THE WHITE HAND SIGN, A NEW SIMPLE MANEUVER USEFUL IN THE DIAGNOSIS OF
THORACIC OUTLET SYNDROME
Southern Medical Association. 96th Annual Scientific Assembly - Washington,
November 13-16, 2002
A simple objective test to assess the positional vascular obstruction at the thoracic outlet is the observation of the change of colors of the hands when the patient elevates the hands above the shoulder girdle, with the fingers pointed to the ceiling and the palms facing the observer. The appearance of the paleness, sometimes cadaveric, in one or both hands is called the White Hand Sign.

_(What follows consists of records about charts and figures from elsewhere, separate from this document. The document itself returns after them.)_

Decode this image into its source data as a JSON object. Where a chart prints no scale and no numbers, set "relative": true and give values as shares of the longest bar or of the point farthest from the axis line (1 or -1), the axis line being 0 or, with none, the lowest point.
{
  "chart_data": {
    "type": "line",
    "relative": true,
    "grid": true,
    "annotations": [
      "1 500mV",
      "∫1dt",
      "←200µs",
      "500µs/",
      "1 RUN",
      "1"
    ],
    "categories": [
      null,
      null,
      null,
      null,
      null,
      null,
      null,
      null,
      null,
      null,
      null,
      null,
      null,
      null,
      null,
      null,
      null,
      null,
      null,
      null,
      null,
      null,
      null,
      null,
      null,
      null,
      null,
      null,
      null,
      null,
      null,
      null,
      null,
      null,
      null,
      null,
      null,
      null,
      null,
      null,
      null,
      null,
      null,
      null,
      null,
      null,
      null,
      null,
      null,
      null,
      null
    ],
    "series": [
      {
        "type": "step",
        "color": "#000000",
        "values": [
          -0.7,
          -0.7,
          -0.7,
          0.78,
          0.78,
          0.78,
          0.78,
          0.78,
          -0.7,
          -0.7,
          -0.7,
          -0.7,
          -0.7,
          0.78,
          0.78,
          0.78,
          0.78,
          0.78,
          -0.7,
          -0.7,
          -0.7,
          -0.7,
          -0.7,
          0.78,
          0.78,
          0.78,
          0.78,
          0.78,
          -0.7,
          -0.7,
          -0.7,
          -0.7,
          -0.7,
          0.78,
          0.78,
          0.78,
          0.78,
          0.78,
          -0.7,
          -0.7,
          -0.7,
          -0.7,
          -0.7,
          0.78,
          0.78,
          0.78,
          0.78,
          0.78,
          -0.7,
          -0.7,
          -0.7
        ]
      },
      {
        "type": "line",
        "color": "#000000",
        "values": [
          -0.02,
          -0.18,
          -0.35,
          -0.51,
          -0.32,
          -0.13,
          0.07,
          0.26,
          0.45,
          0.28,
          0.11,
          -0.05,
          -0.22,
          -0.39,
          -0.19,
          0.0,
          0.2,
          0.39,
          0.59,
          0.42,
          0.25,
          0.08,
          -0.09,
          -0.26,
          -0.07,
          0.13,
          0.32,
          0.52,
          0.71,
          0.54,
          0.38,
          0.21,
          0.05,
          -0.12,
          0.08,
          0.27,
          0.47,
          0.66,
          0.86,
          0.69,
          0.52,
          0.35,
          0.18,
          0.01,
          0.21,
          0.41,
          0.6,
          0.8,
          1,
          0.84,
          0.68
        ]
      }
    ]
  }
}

Thoracic Outlet Syndrome is a group of symptoms arising not only from the upper extremity, but also from the chest, neck, shoulders and head. The symptoms are produced by a positional intermittent compression of the brachial plexus and/or subclavian artery, vein and the vertebral artery; the diagnosis is readily suspected by the physician who is aware of the symptoms. The White Hand Sign will objectively assess the postural vascular compression at the thoracic outlet. The absence of the color changes on the elevation of the hands should not be construed that Thoracic Outlet Syndrome is not present, severe nerve compression can exist without vascular compression.
The use in the physical examination of a triad consisting of tenderness of the supraclavicular area, paleness and/or paresthesias on elevation of the hands, and weakness of the abductors and adductors of the 5th finger, will make the diagnosis of Thoracic Outlet Syndrome consistent and reproducible.
A new physical sign called the White Hand Sign is described. When used with the diagnostic triad in the routine physical examination, it will standardize the diagnosis of Thoracic Outlet Syndrome.